Réforme territoriale © Jérôme Rommé - Fotolia.com
25 novembre 2014

L'Assemblée Nationale a adopté le 25 novembre 2014, en seconde lecture, la nouvelle carte à 13 régions, qui comprend notamment la fusion des régions Poitou-Charentes, Limousin et Aquitaine, ainsi que celle du Nord-Pas-de-Calais et de la Picardie. Cette nouvelle carte fait passer le nombre de régions en métropole de 22 à 13.


Bernard Cazeneuve : "Il n'existe pas de carte idéale mais nous avons eu l'audace de faire (une carte) tout en étant ouverts à ce qu'on la modifie."

Cette nouvelle carte acte le rattachement des régions :

  • Alsace, Champagne-Ardenne et Lorraine,
  • Aquitaine, Limousin et Poitou-Charentes,
  • Auvergne et Rhône-Alpes,
  • Bourgogne et Franche Comté,
  • Languedoc-Roussillon et Midi-Pyrénées,
  • Nord-Pas-de-Calais et Picardie,
  • Basse-Normandie et Haute-Normandie,

6 régions restent inchangées :

  • Bretagne,
  • Corse,
  • Centre,
  • Île-de-France,
  • Pays de la Loire,
  • Provence-Alpes-Côte d'Azur.

Quels enjeux pour ces 13 nouvelles régions

Acteurs clés du redressement économique du pays, les régions seront renforcées en passant de 22 à 13. Cette nouvelle carte territoriale "prend en compte les volontés de coopération qui ont été déjà engagées par les élus et sera soumise au débat parlementaire", a expliqué le chef de l’État dans sa tribune.

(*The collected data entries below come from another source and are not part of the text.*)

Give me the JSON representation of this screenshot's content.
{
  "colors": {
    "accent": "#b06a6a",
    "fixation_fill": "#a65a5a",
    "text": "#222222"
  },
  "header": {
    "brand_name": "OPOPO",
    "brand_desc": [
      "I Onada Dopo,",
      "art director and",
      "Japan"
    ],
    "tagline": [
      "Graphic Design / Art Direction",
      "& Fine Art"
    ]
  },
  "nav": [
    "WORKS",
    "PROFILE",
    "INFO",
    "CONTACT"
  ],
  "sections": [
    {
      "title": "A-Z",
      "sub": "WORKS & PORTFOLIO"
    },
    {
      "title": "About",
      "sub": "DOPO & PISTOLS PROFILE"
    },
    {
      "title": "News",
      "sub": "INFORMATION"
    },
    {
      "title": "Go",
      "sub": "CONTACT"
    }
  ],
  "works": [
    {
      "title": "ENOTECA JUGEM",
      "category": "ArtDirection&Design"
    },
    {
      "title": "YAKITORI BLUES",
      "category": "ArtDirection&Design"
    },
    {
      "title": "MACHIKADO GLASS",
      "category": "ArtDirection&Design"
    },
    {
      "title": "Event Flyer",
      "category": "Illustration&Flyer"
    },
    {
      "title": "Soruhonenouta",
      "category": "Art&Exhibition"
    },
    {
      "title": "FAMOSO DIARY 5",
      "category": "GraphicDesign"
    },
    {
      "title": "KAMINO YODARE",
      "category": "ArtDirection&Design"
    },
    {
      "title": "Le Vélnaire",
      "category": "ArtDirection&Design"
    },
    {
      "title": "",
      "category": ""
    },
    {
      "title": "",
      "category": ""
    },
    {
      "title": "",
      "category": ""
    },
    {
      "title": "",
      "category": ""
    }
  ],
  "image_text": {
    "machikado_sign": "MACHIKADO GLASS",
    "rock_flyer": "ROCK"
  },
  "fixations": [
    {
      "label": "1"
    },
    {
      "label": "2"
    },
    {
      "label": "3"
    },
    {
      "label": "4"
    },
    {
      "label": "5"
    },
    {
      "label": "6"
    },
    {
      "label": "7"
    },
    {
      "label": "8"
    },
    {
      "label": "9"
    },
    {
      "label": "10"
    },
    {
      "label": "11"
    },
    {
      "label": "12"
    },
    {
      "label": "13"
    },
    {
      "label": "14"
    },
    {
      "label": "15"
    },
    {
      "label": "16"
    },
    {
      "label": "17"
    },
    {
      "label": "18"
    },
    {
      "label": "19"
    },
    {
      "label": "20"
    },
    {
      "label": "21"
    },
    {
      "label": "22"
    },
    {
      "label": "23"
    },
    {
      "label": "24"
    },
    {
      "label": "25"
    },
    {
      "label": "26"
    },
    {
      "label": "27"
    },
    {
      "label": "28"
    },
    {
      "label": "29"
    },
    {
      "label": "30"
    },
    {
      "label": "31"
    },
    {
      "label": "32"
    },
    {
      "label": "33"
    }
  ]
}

A terme, les régions françaises seront de taille équivalente aux autres régions européennes et seront ainsi "capables de bâtir des stratégies territoriales", a précisé François Hollande. A ce titre, elles disposeront de compétences stratégiques élargies et d’outils pour accompagner la croissance des entreprises.

Demain, les régions seront "la seule collectivité compétente pour soutenir les entreprises et porter les politiques de formation et d’emploi, pour intervenir en matière de transports, des trains régionaux aux bus en passant par les routes, les aéroports et les ports. Elles géreront les lycées et les collèges. Elles auront en charge l’aménagement et les grandes infrastructures", a-t-il détaillé. Et d’ajouter : "elles disposeront de moyens financiers propres et dynamiques. Et elles seront gérées par des assemblées de taille raisonnable. Ce qui veut dire moins d’élus".